What is the fastest way to check if files are identical?

Most people in their responses are ignoring the fact that the files must be compared repeatedly. Thus the checksums are faster as the checksum is calculated once and stored in memory (instead of reading the files sequentially n times).


Assuming that the expectation is that the files will be the same (it sound like that's the scenario), then dealing with checksums/hashes is a waste of time - it's likely that they'll be the same and you'd have to re-read the files to get the final proof (I'm also assuming that since you want to "prove ... they are the same", that having them hash to the same value is not good enough).

If that's the case I think that the solution proposed by David is pretty close to what you'd need to do. A couple things that could be done to optimize the comparison, in increasing level of complexity:

  • check if the file sizes are the same before doing the compare
  • use the fastest memcmp() that you can (comparing words instead of bytes - most C runtimes should do this already)
  • use multiple threads to do the memory block compares (up to the number of processors available on the system, going over that would cause your thread to fight each other)
  • use overlapped/asynchronous I/O to keep the I/O channels as busy as possible, but also profile carefully so you thrash between the files as little as possible (if the files are divided among several different disks and I/O ports, all the better)

Update: Don't get stuck on the fact they are source files. Pretend for example you took a million runs of a program with very regulated output. You want to prove all 1,000,000 versions of the output are the same.

if you have control over the output have the program creating the files / output create an md5 on the fly and embed it in the file or output stream or even pipe the output through a program that creates the md5 along the way and stores it along side the data somehow, point is to do the calculations when the bytes are already in memory.

if you can't pull this off then like others have said, check file sizes then do a straight byte by byte comparison on same sized files, i don't see how any sort of binary division or md5 calculation is any better than a straight comparison, you will have to touch every byte to prove equality any way you cut it so you might as well cut the amount of computation needed per byte and gain the ability to cut off as soon as you find a mis-match.

the md5 calculation would be useful if you plan to compare these again later to new outputs but your basically back to my first point of calculating the md5 as soon as possible


I'd opt for something like the approach taken by the cmp program: open two files (say file 1 and file 2), read a block from each, and compare them byte-by-byte.

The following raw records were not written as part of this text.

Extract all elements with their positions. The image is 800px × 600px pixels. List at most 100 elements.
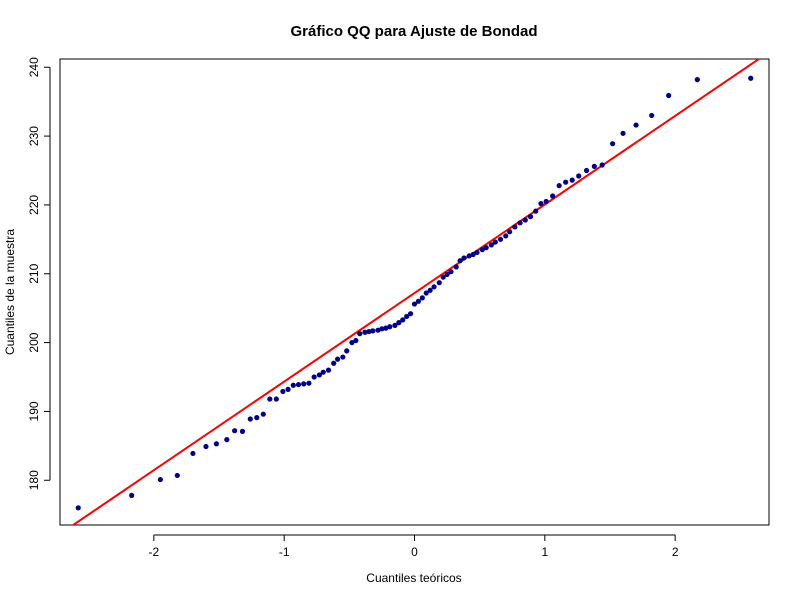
- data-point: [316, 372, 322, 378]
- data-point: [407, 311, 414, 317]
- data-point: [427, 287, 433, 293]
- data-point: [357, 331, 363, 337]
- data-point: [267, 396, 273, 402]
- data-point: [556, 183, 562, 189]
- data-point: [213, 441, 219, 447]
- data-point: [232, 428, 238, 434]
- data-point: [466, 253, 472, 259]
- data-point: [550, 193, 556, 199]
- data-point: [461, 255, 467, 261]
- y-tick-label: 220: [27, 195, 41, 215]
- data-point: [599, 162, 605, 168]
- data-point: [157, 476, 163, 483]
- x-tick-label: 1: [541, 545, 548, 559]
- data-point: [375, 327, 381, 333]
- data-point: [349, 339, 355, 346]
- data-point: [290, 382, 296, 388]
- data-point: [366, 328, 372, 335]
- data-point: [666, 92, 672, 99]
- y-tick-label: 230: [27, 126, 41, 146]
- data-point: [335, 356, 341, 362]
- data-point: [633, 122, 639, 128]
- data-point: [331, 360, 337, 366]
- data-point: [522, 217, 528, 223]
- data-point: [353, 337, 359, 344]
- y-tick-label: 210: [27, 263, 41, 283]
- data-point: [344, 348, 350, 354]
- data-point: [583, 167, 590, 174]
- data-point: [527, 214, 534, 220]
- data-point: [591, 163, 597, 169]
- data-point: [512, 224, 518, 230]
- data-point: [453, 264, 459, 270]
- data-point: [543, 198, 549, 205]
- data-point: [431, 284, 437, 290]
- y-tick-label: 180: [27, 470, 41, 490]
- plot-frame: [59, 58, 770, 526]
- data-point: [260, 411, 266, 417]
- x-tick-label: 0: [411, 545, 418, 559]
- data-point: [203, 443, 209, 450]
- data-point: [444, 271, 450, 278]
- data-point: [129, 492, 135, 499]
- qq-reference-line: [71, 59, 761, 525]
- data-point: [340, 354, 346, 360]
- data-point: [533, 208, 539, 214]
- data-point: [404, 313, 410, 320]
- data-point: [423, 290, 429, 296]
- data-point: [483, 245, 489, 251]
- data-point: [538, 200, 544, 207]
- data-point: [457, 258, 463, 264]
- y-axis-label: Cuantiles de la muestra: [3, 229, 17, 355]
- data-point: [301, 381, 307, 387]
- data-point: [383, 325, 389, 331]
- x-tick-label: -1: [279, 545, 290, 559]
- data-point: [379, 326, 385, 332]
- data-point: [694, 77, 700, 83]
- data-point: [474, 249, 480, 256]
- data-point: [440, 274, 446, 280]
- data-point: [295, 381, 302, 388]
- data-point: [362, 329, 368, 335]
- y-axis: 180 190 200 210 220 230 240: [27, 57, 51, 490]
- data-point: [563, 179, 569, 185]
- y-tick-label: 240: [27, 57, 41, 77]
- data-point: [273, 396, 279, 402]
- x-axis: -2 -1 0 1 2: [149, 534, 679, 559]
- data-point: [448, 269, 454, 275]
- data-point: [306, 380, 312, 386]
- data-point: [320, 369, 326, 375]
- chart-title: Gráfico QQ para Ajuste de Bondad: [291, 23, 538, 40]
- data-point: [517, 220, 523, 226]
- data-point: [507, 229, 513, 235]
- data-point: [280, 388, 286, 395]
- data-point: [492, 239, 498, 245]
- data-point: [569, 177, 575, 183]
- data-point: [400, 317, 406, 323]
- data-point: [576, 173, 582, 179]
- data-point: [239, 428, 246, 434]
- data-point: [75, 505, 81, 511]
- data-point: [649, 112, 655, 119]
- data-point: [224, 437, 230, 443]
- data-point: [497, 236, 504, 242]
- data-point: [610, 141, 616, 147]
- data-point: [190, 450, 196, 457]
- data-point: [415, 298, 422, 304]
- y-tick-label: 190: [27, 401, 41, 421]
- data-point: [254, 415, 260, 421]
- data-point: [387, 324, 393, 330]
- data-point: [419, 295, 425, 301]
- data-point: [325, 367, 332, 373]
- data-point: [174, 472, 180, 479]
- y-tick-label: 200: [27, 332, 41, 352]
- data-point: [247, 416, 253, 422]
- data-point: [392, 322, 398, 328]
- data-point: [479, 247, 485, 253]
- points-group: [75, 75, 754, 511]
- data-point: [411, 301, 418, 307]
- data-point: [311, 374, 317, 380]
- data-point: [620, 130, 626, 136]
- data-point: [503, 233, 509, 239]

If they match, read the next block from each, compare them byte-by-byte, etc. If you get to the end of both files without detecting any differences, seek to the beginning of file 1, close file 2 and open file 3 in its place, and repeat until you've checked all files. I don't think there's any way to avoid reading all bytes of all files if they are in fact all identical, but I think this approach is (or is close to) the fastest way to detect any difference that may exist.

OP Modification: Lifted up important comment from Mark Bessey

"another obvious optimization if the files are expected to be mostly identical, and if they're relatively small, is to keep one of the files entirely in memory. That cuts way down on thrashing trying to read two files at once."